Forensics.im is a forensic plugin for Autopsy, positioned on its website as a Microsoft Teams Parser for Autopsy. It is designed to parse levelDB data from modern Electron-based instant messaging applications, with a particular focus on Microsoft Teams data recovery and evidence analysis. Compared with default approaches such as simple string searches, it emphasizes the ability to handle data in Teams datastores that is difficult to parse using traditional methods, especially binary ldb files.
In terms of functionality, it can recover Microsoft Teams personal messages and posts, phone call records, media file links and hyperlinks, phone contacts, meetings/appointments, and reactions to messages and posts. The plugin identifies separate entities such as messages and contacts, and presents the results in Autopsy’s blackboard view. For reporting and analysis, it mainly uses default Autopsy artefacts, so users can continue to take advantage of advanced visualization tools in the Autopsy ecosystem, such as the Communications Visualization Editor, for relationship and communications analysis.
The page links to the GitHub repository lxndrblz/forensicsim, but it does not clearly state the license, whether it is fully open source, release versions, or maintenance policy. Self-hosting options, API/SDK availability, programming language, and framework details are also not disclosed. In terms of documentation quality, the homepage explains what problem it solves and which artefacts it can recover, but it lacks installation steps, Autopsy version compatibility, test samples, limitations, and troubleshooting information. Before practical deployment, users will need to further inspect the repository or contact the author.

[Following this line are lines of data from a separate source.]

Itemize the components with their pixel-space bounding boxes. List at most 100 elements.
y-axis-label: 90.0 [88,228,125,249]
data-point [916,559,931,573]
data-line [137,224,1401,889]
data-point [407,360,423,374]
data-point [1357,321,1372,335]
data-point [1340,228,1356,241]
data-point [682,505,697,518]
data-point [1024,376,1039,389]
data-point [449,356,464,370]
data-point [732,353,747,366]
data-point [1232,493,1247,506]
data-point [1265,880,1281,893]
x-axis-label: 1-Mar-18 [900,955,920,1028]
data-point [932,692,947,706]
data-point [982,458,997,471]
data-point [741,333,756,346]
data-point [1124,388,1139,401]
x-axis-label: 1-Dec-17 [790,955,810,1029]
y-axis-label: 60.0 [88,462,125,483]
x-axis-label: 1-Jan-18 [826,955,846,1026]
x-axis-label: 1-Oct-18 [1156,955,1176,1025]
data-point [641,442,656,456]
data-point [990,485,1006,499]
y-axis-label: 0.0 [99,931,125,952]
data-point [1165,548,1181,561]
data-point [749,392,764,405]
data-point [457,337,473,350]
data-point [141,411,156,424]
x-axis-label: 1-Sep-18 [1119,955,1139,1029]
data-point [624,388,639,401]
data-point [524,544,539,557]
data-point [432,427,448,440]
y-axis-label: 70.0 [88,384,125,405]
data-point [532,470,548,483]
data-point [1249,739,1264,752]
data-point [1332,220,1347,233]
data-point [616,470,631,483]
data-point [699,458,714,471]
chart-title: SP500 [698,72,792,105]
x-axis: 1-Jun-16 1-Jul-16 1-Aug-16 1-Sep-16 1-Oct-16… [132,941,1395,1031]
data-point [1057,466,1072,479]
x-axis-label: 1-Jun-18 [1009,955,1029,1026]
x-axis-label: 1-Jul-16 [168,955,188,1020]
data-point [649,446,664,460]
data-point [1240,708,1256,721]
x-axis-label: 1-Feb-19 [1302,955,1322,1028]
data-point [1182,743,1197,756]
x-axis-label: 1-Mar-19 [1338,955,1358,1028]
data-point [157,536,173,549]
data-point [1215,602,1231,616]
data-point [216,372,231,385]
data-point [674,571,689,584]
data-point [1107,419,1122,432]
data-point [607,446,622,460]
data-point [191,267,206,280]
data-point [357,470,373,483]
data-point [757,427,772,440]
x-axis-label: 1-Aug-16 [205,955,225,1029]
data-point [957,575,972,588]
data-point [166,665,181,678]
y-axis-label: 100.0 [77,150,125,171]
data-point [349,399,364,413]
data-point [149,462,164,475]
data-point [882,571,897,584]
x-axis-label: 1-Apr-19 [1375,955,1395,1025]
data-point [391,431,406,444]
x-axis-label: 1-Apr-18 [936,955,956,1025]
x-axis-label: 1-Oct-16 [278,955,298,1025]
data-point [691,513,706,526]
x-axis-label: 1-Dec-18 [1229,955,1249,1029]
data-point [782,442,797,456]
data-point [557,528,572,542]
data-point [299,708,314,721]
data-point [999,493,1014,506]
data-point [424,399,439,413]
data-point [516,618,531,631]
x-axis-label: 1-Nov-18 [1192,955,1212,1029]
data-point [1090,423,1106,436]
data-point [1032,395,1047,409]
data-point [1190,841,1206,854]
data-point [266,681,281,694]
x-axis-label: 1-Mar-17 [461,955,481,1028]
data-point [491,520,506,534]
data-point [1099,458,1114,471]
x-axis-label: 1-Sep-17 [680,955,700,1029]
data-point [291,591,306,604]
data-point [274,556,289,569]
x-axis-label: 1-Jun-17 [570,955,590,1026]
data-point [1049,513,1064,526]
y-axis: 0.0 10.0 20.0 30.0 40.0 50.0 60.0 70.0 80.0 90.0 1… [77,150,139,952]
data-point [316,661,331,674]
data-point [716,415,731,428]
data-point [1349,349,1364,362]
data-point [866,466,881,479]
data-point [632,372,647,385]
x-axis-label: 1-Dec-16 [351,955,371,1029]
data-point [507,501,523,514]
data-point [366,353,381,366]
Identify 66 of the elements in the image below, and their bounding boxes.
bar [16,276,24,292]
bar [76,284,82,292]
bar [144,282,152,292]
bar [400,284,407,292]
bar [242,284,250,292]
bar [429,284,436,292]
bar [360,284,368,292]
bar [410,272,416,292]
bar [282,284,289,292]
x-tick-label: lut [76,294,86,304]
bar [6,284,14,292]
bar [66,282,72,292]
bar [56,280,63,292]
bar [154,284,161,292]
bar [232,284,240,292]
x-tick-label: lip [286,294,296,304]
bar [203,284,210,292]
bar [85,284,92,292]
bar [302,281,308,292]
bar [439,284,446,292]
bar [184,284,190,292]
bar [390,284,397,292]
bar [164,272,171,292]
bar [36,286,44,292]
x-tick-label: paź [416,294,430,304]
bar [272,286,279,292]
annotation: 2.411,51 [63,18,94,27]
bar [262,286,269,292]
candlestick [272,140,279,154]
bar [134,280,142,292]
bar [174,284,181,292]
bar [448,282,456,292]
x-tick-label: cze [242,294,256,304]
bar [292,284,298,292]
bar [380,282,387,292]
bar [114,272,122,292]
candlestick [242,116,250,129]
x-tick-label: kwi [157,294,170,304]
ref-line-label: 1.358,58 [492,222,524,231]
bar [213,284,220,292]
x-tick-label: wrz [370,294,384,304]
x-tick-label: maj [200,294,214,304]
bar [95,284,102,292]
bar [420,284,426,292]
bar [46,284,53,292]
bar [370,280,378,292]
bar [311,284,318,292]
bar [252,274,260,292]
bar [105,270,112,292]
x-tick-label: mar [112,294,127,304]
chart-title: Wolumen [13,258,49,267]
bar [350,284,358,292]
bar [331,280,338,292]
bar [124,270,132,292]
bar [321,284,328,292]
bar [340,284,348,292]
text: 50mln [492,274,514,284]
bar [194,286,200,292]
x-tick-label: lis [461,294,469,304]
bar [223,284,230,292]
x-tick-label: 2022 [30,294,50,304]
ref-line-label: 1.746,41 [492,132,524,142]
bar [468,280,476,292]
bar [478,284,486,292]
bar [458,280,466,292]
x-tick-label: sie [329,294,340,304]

The crawled page does not provide any pricing, payment methods, or commercial support information, so procurement cost cannot be assessed. It is best suited for digital forensics practitioners, incident response teams, law enforcement or compliance investigators, and security teams already using Autopsy. If the investigation target is mainly Microsoft Teams, this tool is highly focused; if broad coverage of many IM apps, mobile applications, or enterprise-grade reporting workflows is required, it may still need to be used alongside other forensic suites.
Its strengths are its clear focus, its ability to supplement default string searching and conventional parsing for Teams levelDB data, and its integration into the Autopsy analysis workflow. Its drawbacks are the limited public information and the lack of transparency around supported scope, licensing, pricing, and service support. The source text does not allow us to determine access conditions from China. If obtaining the module from GitHub is affected by network conditions, users in mainland China may need to prepare mirrors, proxies, or consider Autopsy’s default capabilities and other forensic plugins as alternatives.
⚠ This review is compiled from public sources and does not constitute a purchase recommendation. Verify all facts on the vendor's official site. Verify on forensics.im official site.
forensics.im is an Unknown Dev Tools provider. TG4G tracks its product information, an overall rating of 7.0/10, and a China-accessibility score of China direct-connect friendly. Click "Visit Official Site" to reach forensics.im directly.